Structural stability of thermosets during material extrusion additive manufacturing

Over the past decade, the scale of polymer additive manufacturing has been revolutionized with machines that print massive thermoplastic parts with greater geometric complexity than can be achieved by traditional manufacturing methods. However, the heat required to print thermoplastics consumes energy and induces thermal gradients that can reduce manufacturing flexibility and final mechanical properties. With the ability to be extruded at room temperature and excellent compatibility with fibers and fillers, thermoset resins show promise to decrease the energy consumption, expand the manufacturing flexibility, and broaden the material palette offered by large-scale polymer additive manufacturing. However, structural instability in the uncured state has limited the scale of thermoset printing. This dissertation develops models to predict instabilities in printed thermoset structures and evaluates in-process chemically initiated curing to suppress instability.

First, instability is studied using direct ink writing to print thin walls with epoxy-based composite resins. Assuming these complex, viscoelastic resins exhibit elastic-plastic behavior, mechanical models based on measured rheological properties are shown to accurately predict collapse height, linking rheological properties to stability. This study helps estimate the scaling limits of thermoset additive manufacturing.
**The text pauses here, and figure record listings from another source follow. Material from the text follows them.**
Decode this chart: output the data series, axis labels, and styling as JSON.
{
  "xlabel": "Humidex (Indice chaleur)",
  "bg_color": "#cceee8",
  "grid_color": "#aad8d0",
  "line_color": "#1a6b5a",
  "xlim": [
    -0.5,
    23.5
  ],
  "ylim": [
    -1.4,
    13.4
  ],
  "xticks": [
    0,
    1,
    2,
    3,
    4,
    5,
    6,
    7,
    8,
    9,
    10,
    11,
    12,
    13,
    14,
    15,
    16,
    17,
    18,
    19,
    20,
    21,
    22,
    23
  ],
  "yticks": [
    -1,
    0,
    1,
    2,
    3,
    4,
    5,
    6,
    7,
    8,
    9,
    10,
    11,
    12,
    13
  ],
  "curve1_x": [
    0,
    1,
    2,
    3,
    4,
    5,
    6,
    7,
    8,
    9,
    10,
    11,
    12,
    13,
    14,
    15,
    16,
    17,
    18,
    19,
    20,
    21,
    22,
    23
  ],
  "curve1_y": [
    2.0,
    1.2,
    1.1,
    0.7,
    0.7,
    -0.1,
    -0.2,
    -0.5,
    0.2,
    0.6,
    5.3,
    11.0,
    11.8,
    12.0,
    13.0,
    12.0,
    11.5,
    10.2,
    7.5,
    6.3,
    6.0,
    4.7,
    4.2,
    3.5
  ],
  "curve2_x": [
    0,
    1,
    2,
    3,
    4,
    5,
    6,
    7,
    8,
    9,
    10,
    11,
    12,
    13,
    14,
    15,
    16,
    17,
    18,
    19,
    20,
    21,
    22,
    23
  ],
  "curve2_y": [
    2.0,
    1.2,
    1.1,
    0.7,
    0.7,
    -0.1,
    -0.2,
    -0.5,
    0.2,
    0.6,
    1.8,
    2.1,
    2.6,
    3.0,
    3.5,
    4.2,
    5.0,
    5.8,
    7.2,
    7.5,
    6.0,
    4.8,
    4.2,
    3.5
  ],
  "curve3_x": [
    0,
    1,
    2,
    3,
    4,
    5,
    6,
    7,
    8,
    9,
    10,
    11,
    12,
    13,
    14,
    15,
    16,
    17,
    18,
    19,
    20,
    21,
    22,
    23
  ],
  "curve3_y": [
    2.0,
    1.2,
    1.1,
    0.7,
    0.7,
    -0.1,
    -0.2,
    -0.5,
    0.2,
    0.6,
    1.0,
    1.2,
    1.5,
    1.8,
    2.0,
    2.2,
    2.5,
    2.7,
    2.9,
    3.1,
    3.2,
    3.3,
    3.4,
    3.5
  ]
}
Second, unsupported, overhanging walls are printed with an epoxy-based composite resin. Again, assuming elastic-plastic behavior, an analytical beam bending model, finite element analysis, and rheological properties are used to predict the yield height and deflected profile of an unsupported overhanging wall. The predicted yield height and deflected profile agree with experimental observations. This study generalizes the link between rheological properties and structural stability, provides tools to analyze overhanging walls, and emphasizes scaling limitations.

Finally, a custom-built, large-scale printer is used to mix organic peroxide with vinyl ester resin immediately before deposition to initiate curing and suppress collapse. A stable processing window is revealed, where curing keeps pace with the rate at which layers are stacked on the print. Outside the stable processing window, successful printing is affected by pre-gel collapse, transient thermal behavior, and warpage. Preliminary modeling efforts are presented and motivate future research.

These studies advance large-scale thermoset additive manufacturing by providing ways to predict structural instabilities and evaluating one way to address instability.